En 1977, los vecinos y las vecinas de SantFeliu aprovecharon una fisura  para plantar una semilla. Una semilla, que era un árbol, que era una bandera, que era la reivindicación del espacio público, que era también una plaza para los y las vecinas. Lucharon por sus derechos. Asentaron las bases de un modelo urbanístico que tenía en cuenta a las personas. Demostraron una ciudad que se construye desde abajo, lejos de grúas e intereses inmobiliarios.

Hoy, 40 años más tarde, la pared que encabeza esta plaza presenta un mural que rinde homenaje a estos vecinos y a estas vecinas. A su lucha, a sus valores, a su memoria. Recuperar la memoria del movimiento vecinal es mantenerlo con vida. La esencia de una lucha no está en sus logros; pero si en su compromiso y constancia. Es importante rescatar el pasado, darle voz al presente y abrir la puerta al futuro. Mantener la llama encendida para que otros puedan seguir su luz.

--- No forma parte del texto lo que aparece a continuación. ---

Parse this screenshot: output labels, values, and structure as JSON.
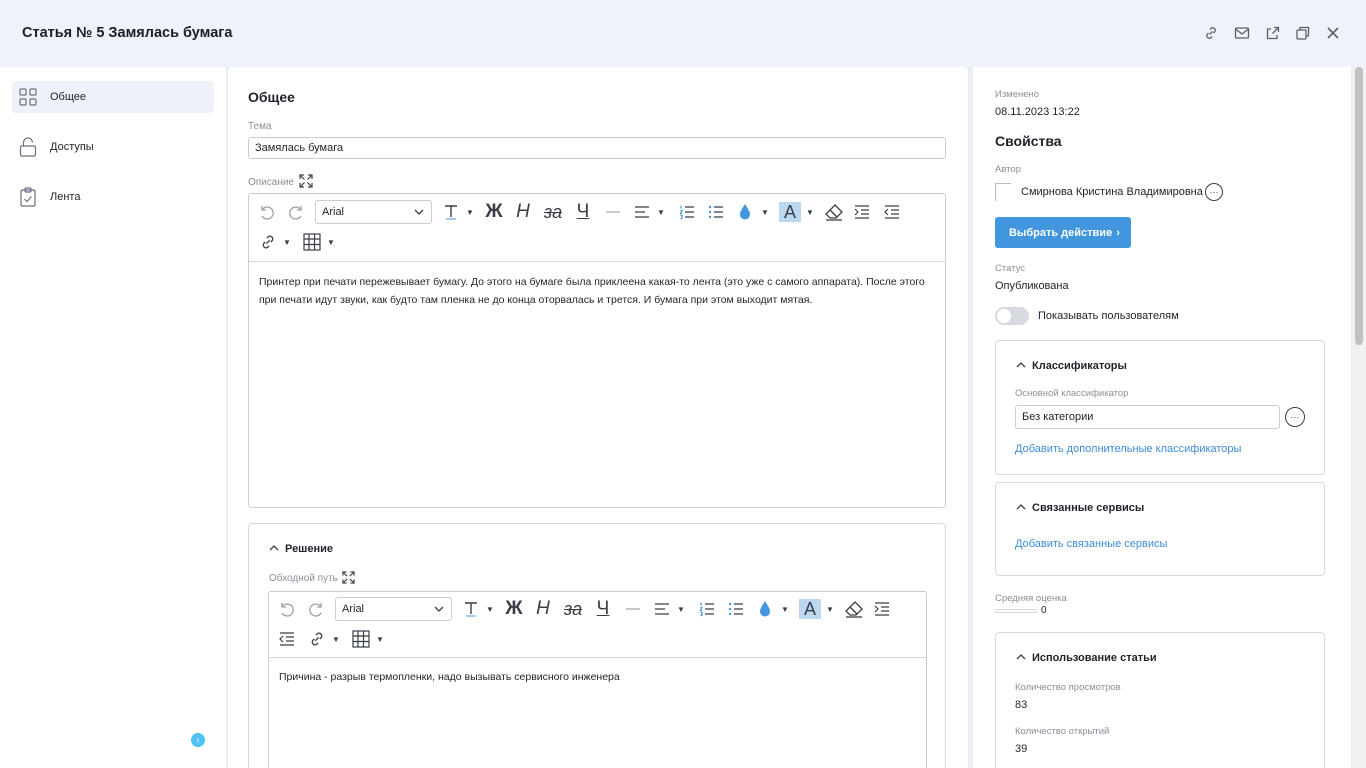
{
  "header": {
    "title": "Статья № 5 Замялась бумага"
  },
  "sidebar": {
    "items": [
      {
        "label": "Общее",
        "icon": "grid-icon"
      },
      {
        "label": "Доступы",
        "icon": "lock-icon"
      },
      {
        "label": "Лента",
        "icon": "clipboard-icon"
      }
    ]
  },
  "main": {
    "section_title": "Общее",
    "topic": {
      "label": "Тема",
      "value": "Замялась бумага"
    },
    "description": {
      "label": "Описание",
      "font": "Arial",
      "text": "Принтер при печати пережевывает бумагу. До этого на бумаге была приклеена какая-то лента (это уже с самого аппарата). После этого при печати идут звуки, как будто там пленка не до конца оторвалась и трется. И бумага при этом выходит мятая."
    },
    "solution": {
      "title": "Решение",
      "workaround_label": "Обходной путь",
      "font": "Arial",
      "text": "Причина - разрыв термопленки, надо вызывать сервисного инженера"
    },
    "toolbar": {
      "bold": "Ж",
      "italic": "Н",
      "strike": "за",
      "underline": "Ч",
      "text_color_glyph": "A"
    }
  },
  "right": {
    "modified_label": "Изменено",
    "modified_value": "08.11.2023 13:22",
    "properties_title": "Свойства",
    "author_label": "Автор",
    "author_name": "Смирнова Кристина Владимировна",
    "action_button": "Выбрать действие",
    "status_label": "Статус",
    "status_value": "Опубликована",
    "show_users_label": "Показывать пользователям",
    "show_users_on": false,
    "classifiers": {
      "title": "Классификаторы",
      "main_label": "Основной классификатор",
      "main_value": "Без категории",
      "add_link": "Добавить дополнительные классификаторы"
    },
    "services": {
      "title": "Связанные сервисы",
      "add_link": "Добавить связанные сервисы"
    },
    "rating": {
      "label": "Средняя оценка",
      "value": "0"
    },
    "usage": {
      "title": "Использование статьи",
      "views_label": "Количество просмотров",
      "views_value": "83",
      "opens_label": "Количество открытий",
      "opens_value": "39"
    }
  },
  "colors": {
    "accent": "#4296de",
    "link": "#3d8bd8",
    "collapse": "#4dc3f7"
  }
}
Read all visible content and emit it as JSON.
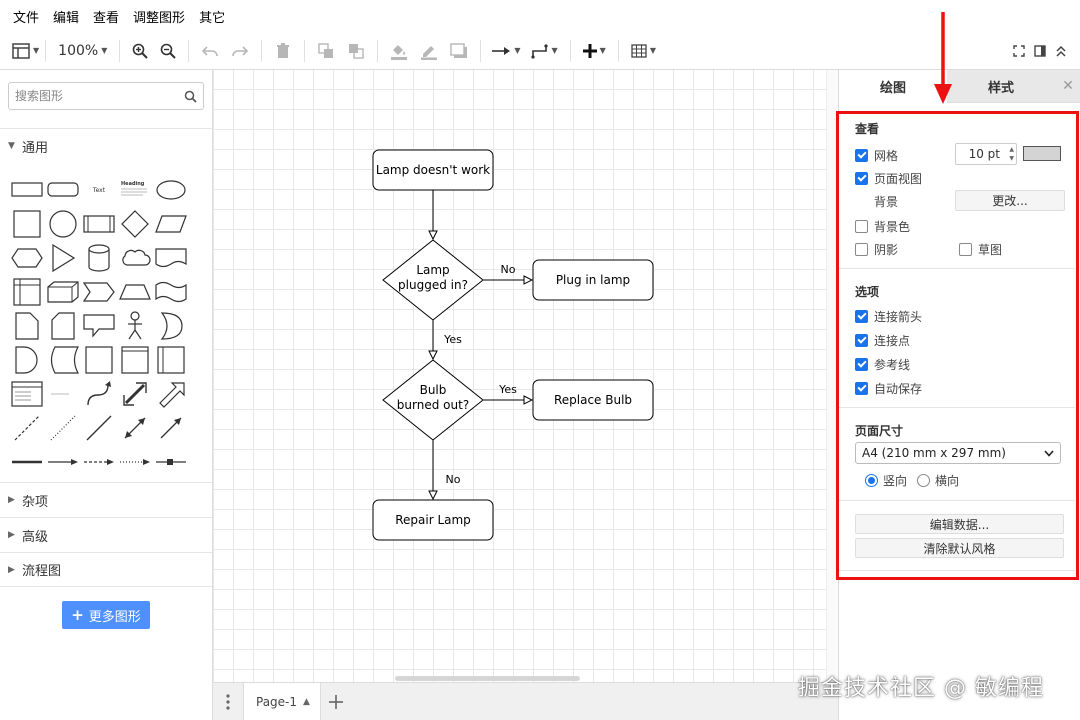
{
  "menu": [
    "文件",
    "编辑",
    "查看",
    "调整图形",
    "其它"
  ],
  "toolbar": {
    "zoom": "100%"
  },
  "left": {
    "search_placeholder": "搜索图形",
    "sections": {
      "general": "通用",
      "misc": "杂项",
      "advanced": "高级",
      "flowchart": "流程图"
    },
    "more_shapes": "更多图形",
    "shape_text_label": "Text",
    "shape_heading_label": "Heading"
  },
  "diagram": {
    "nodes": {
      "start": "Lamp doesn't work",
      "decision1_line1": "Lamp",
      "decision1_line2": "plugged in?",
      "plug": "Plug in lamp",
      "decision2_line1": "Bulb",
      "decision2_line2": "burned out?",
      "replace": "Replace Bulb",
      "repair": "Repair Lamp"
    },
    "edges": {
      "no1": "No",
      "yes1": "Yes",
      "yes2": "Yes",
      "no2": "No"
    }
  },
  "bottom": {
    "page_tab": "Page-1"
  },
  "right": {
    "tab_diagram": "绘图",
    "tab_style": "样式",
    "view_title": "查看",
    "grid": "网格",
    "grid_size": "10 pt",
    "page_view": "页面视图",
    "background": "背景",
    "change_button": "更改...",
    "background_color": "背景色",
    "shadow": "阴影",
    "sketch": "草图",
    "options_title": "选项",
    "connection_arrows": "连接箭头",
    "connection_points": "连接点",
    "guides": "参考线",
    "autosave": "自动保存",
    "page_size_title": "页面尺寸",
    "page_size_value": "A4 (210 mm x 297 mm)",
    "portrait": "竖向",
    "landscape": "横向",
    "edit_data": "编辑数据...",
    "clear_style": "清除默认风格",
    "checks": {
      "grid": true,
      "page_view": true,
      "background_color": false,
      "shadow": false,
      "sketch": false,
      "connection_arrows": true,
      "connection_points": true,
      "guides": true,
      "autosave": true
    },
    "orientation": "portrait"
  },
  "colors": {
    "highlight": "#ee1111",
    "accent": "#1a73e8",
    "button": "#4d90fe"
  },
  "watermark": "掘金技术社区 @ 敏编程"
}
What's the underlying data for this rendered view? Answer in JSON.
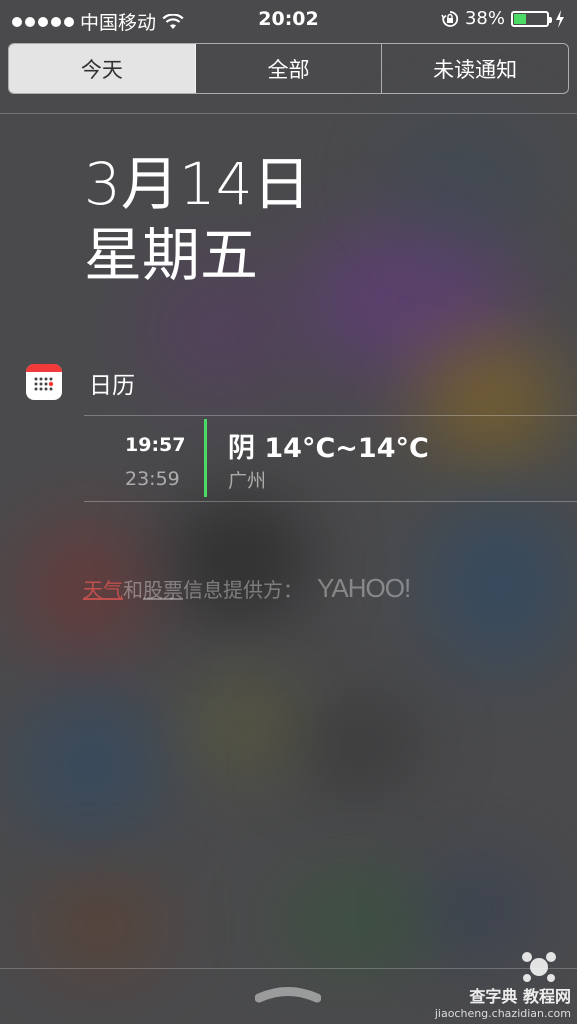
{
  "status_bar": {
    "carrier": "中国移动",
    "time": "20:02",
    "battery_percent": "38%",
    "battery_level": 0.38
  },
  "segments": [
    {
      "label": "今天",
      "active": true
    },
    {
      "label": "全部",
      "active": false
    },
    {
      "label": "未读通知",
      "active": false
    }
  ],
  "today": {
    "date": "3月14日",
    "weekday": "星期五"
  },
  "calendar": {
    "title": "日历",
    "event": {
      "start_time": "19:57",
      "end_time": "23:59",
      "title": "阴 14°C~14°C",
      "location": "广州"
    }
  },
  "attribution": {
    "weather": "天气",
    "and": "和",
    "stocks": "股票",
    "provided_by": "信息提供方：",
    "provider": "YAHOO!"
  },
  "watermark": {
    "line1": "查字典 教程网",
    "line2": "jiaocheng.chazidian.com"
  },
  "colors": {
    "accent_green": "#4cd964",
    "calendar_red": "#f23a3a",
    "weather_link": "#c0504d"
  }
}
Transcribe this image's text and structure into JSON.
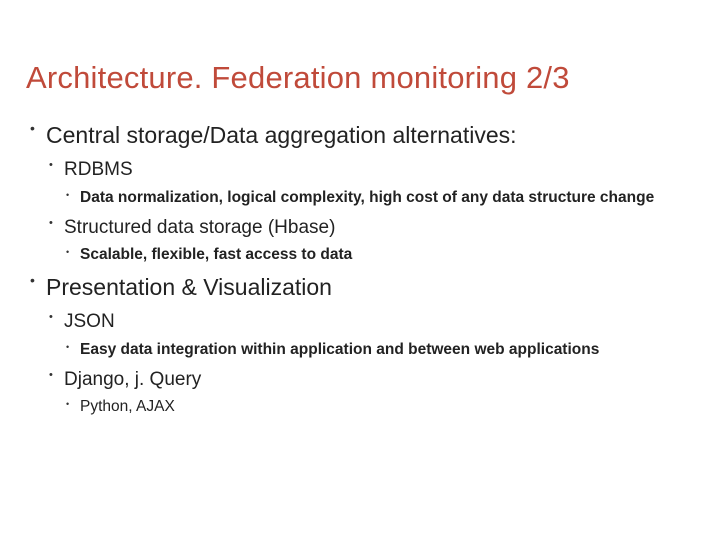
{
  "title": "Architecture. Federation monitoring 2/3",
  "bullets": [
    {
      "text": "Central storage/Data aggregation alternatives:",
      "children": [
        {
          "text": "RDBMS",
          "children": [
            {
              "text": "Data normalization, logical complexity, high cost of any data structure change"
            }
          ]
        },
        {
          "text": "Structured data storage (Hbase)",
          "children": [
            {
              "text": "Scalable, flexible, fast access to data"
            }
          ]
        }
      ]
    },
    {
      "text": "Presentation & Visualization",
      "children": [
        {
          "text": "JSON",
          "children": [
            {
              "text": "Easy data integration within application and between web applications"
            }
          ]
        },
        {
          "text": "Django, j. Query",
          "children": [
            {
              "text": "Python, AJAX",
              "nobold": true
            }
          ]
        }
      ]
    }
  ]
}
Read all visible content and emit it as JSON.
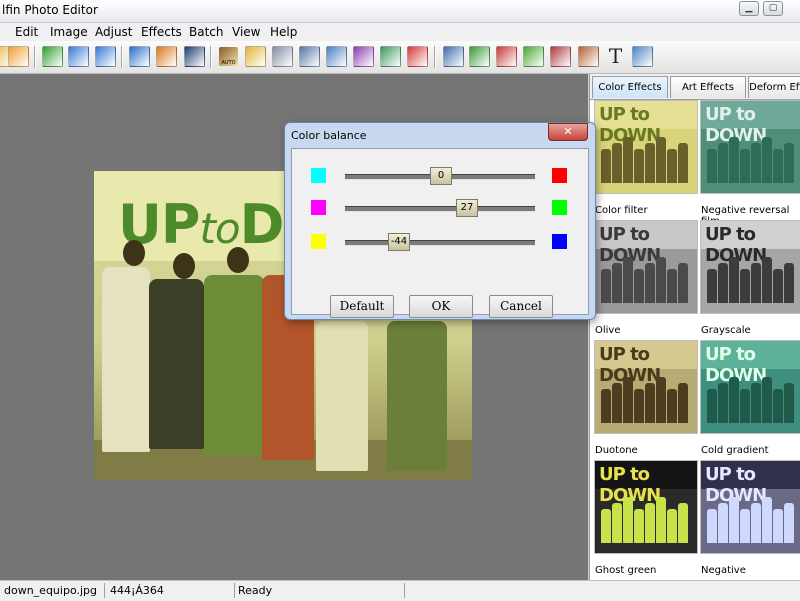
{
  "window": {
    "title": "lfin Photo Editor"
  },
  "menu": [
    "Edit",
    "Image",
    "Adjust",
    "Effects",
    "Batch",
    "View",
    "Help"
  ],
  "toolbar": {
    "buttons": [
      {
        "name": "open-folder-icon",
        "color": "#e8b84a"
      },
      {
        "name": "save-icon",
        "color": "#f0a030"
      },
      {
        "name": "back-arrow-icon",
        "color": "#2fa12f"
      },
      {
        "name": "undo-icon",
        "color": "#3a7bd5"
      },
      {
        "name": "redo-icon",
        "color": "#3a7bd5"
      },
      {
        "name": "resize-icon",
        "color": "#2a73c9"
      },
      {
        "name": "rotate-icon",
        "color": "#d97a1e"
      },
      {
        "name": "crop-icon",
        "color": "#1d3f6e"
      },
      {
        "name": "auto-enhance-icon",
        "color": "#8a5a2a"
      },
      {
        "name": "brightness-icon",
        "color": "#e2b53a"
      },
      {
        "name": "contrast-icon",
        "color": "#7f8fa6"
      },
      {
        "name": "half-circle-icon",
        "color": "#5577aa"
      },
      {
        "name": "saturation-icon",
        "color": "#4a80c2"
      },
      {
        "name": "add-frame-icon",
        "color": "#8c3fb0"
      },
      {
        "name": "color-balance-icon",
        "color": "#3a9b5e"
      },
      {
        "name": "color-wheel-icon",
        "color": "#d83a3a"
      },
      {
        "name": "people-icon",
        "color": "#3f6fb0"
      },
      {
        "name": "landscape-icon",
        "color": "#3a9a3a"
      },
      {
        "name": "mosaic-icon",
        "color": "#c93a3a"
      },
      {
        "name": "fireworks-icon",
        "color": "#4ca830"
      },
      {
        "name": "zoom-icon",
        "color": "#b03a3a"
      },
      {
        "name": "border-icon",
        "color": "#b4643a"
      },
      {
        "name": "text-icon",
        "color": "#222222"
      },
      {
        "name": "layout-icon",
        "color": "#4a86c4"
      }
    ],
    "text_glyph": "T",
    "auto_label": "AUTO"
  },
  "dialog": {
    "title": "Color balance",
    "close_glyph": "✕",
    "sliders": [
      {
        "left_color": "#00ffff",
        "right_color": "#ff0000",
        "value": "0",
        "fraction": 0.5
      },
      {
        "left_color": "#ff00ff",
        "right_color": "#00ff00",
        "value": "27",
        "fraction": 0.635
      },
      {
        "left_color": "#ffff00",
        "right_color": "#0000ff",
        "value": "-44",
        "fraction": 0.28
      }
    ],
    "buttons": {
      "default": "Default",
      "ok": "OK",
      "cancel": "Cancel"
    }
  },
  "panel": {
    "tabs": [
      "Color Effects",
      "Art Effects",
      "Deform Effe"
    ],
    "thumb_logo": "UP to DOWN",
    "effects": [
      {
        "label": "Color filter",
        "bg": "#d8d47a",
        "banner": "#e6e095",
        "logo": "#6b7a20",
        "people": "#6a5f2a"
      },
      {
        "label": "Negative reversal film",
        "bg": "#4f8f7a",
        "banner": "#6fa99a",
        "logo": "#e0f0ea",
        "people": "#2f6b55"
      },
      {
        "label": "Olive",
        "bg": "#9a9a9a",
        "banner": "#c8c8c8",
        "logo": "#3a3a3a",
        "people": "#4a4a4a"
      },
      {
        "label": "Grayscale",
        "bg": "#a6a6a6",
        "banner": "#d0d0d0",
        "logo": "#2a2a2a",
        "people": "#3c3c3c"
      },
      {
        "label": "Duotone",
        "bg": "#b9ab74",
        "banner": "#d6c990",
        "logo": "#4a3a1a",
        "people": "#4e3b20"
      },
      {
        "label": "Cold gradient",
        "bg": "#3f8f7f",
        "banner": "#5fb29a",
        "logo": "#dfffe8",
        "people": "#1f5a4a"
      },
      {
        "label": "Ghost green",
        "bg": "#2a2a2a",
        "banner": "#141414",
        "logo": "#e9e34a",
        "people": "#c8e34a"
      },
      {
        "label": "Negative",
        "bg": "#6a6a86",
        "banner": "#30304a",
        "logo": "#e6e6ff",
        "people": "#cfd8ff"
      }
    ]
  },
  "canvas": {
    "logo_main": "UP",
    "logo_to": "to",
    "logo_tail": "D"
  },
  "status": [
    "down_equipo.jpg",
    "444¡Á364",
    "Ready"
  ]
}
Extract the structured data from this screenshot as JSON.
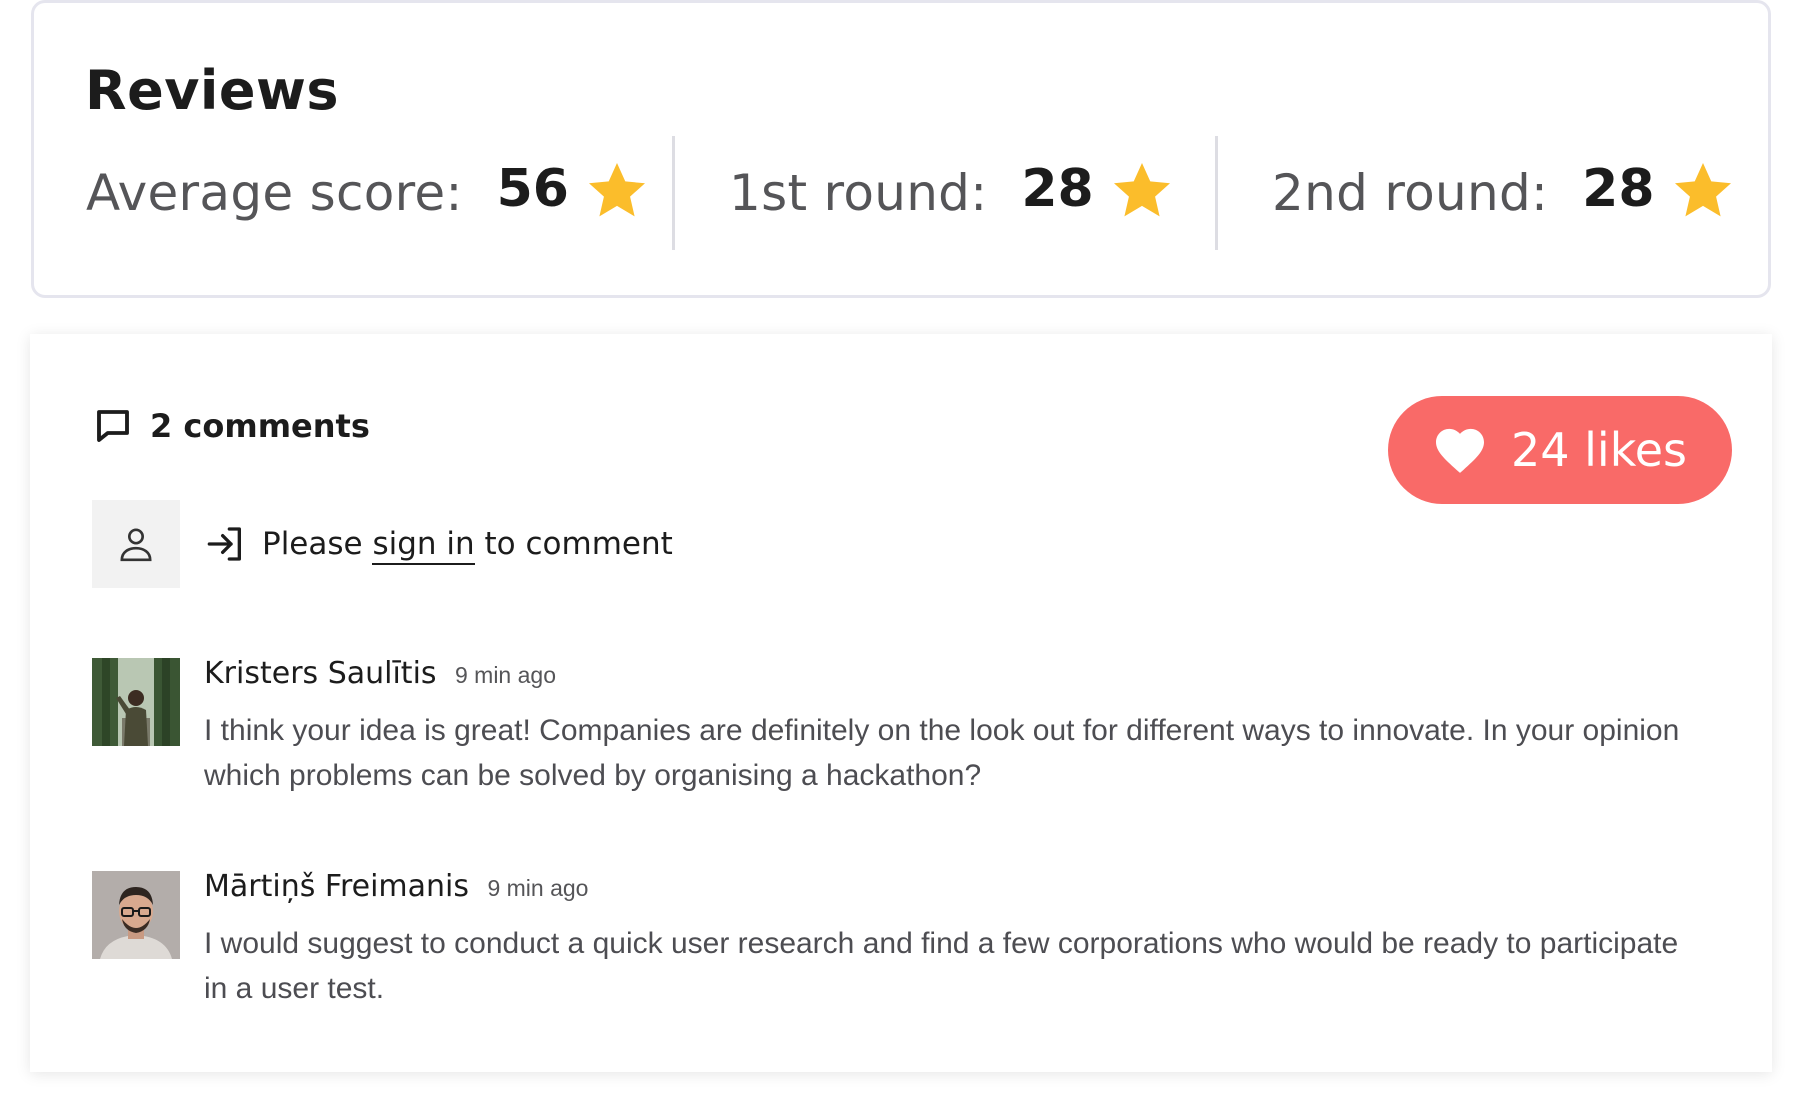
{
  "reviews": {
    "title": "Reviews",
    "scores": [
      {
        "label": "Average score:",
        "value": "56"
      },
      {
        "label": "1st round:",
        "value": "28"
      },
      {
        "label": "2nd round:",
        "value": "28"
      }
    ],
    "star_color": "#fbbd2b"
  },
  "comments": {
    "count_label": "2 comments",
    "likes_label": "24 likes",
    "likes_color": "#f96a68",
    "signin": {
      "prefix": "Please",
      "link": "sign in",
      "suffix": "to comment"
    },
    "items": [
      {
        "author": "Kristers Saulītis",
        "time": "9 min ago",
        "text": "I think your idea is great! Companies are definitely on the look out for different ways to innovate. In your opinion which problems can be solved by organising a hackathon?",
        "avatar": "user-photo-outdoors"
      },
      {
        "author": "Mārtiņš Freimanis",
        "time": "9 min ago",
        "text": "I would suggest to conduct a quick user research and find a few corporations who would be ready to participate in a user test.",
        "avatar": "user-photo-portrait"
      }
    ]
  }
}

«La pared es nuestra» es una pared de contención, que rescata la voz de los que se fueron, que alberga la voz de los que quedan, que sugiere la voz de los que vendrán. Una pared inclusiva hecha por y para los vecinos. Una pared que se puede escuchar, que contiene el ruido del barrio, de su historia y de sus habitantes. Una pared que se puede leer, con tantas lecturas como visitantes se acerquen a verla.

“La pared es nuestra” es un retrato transversal del barrio de la Salud y de su movimiento vecinal.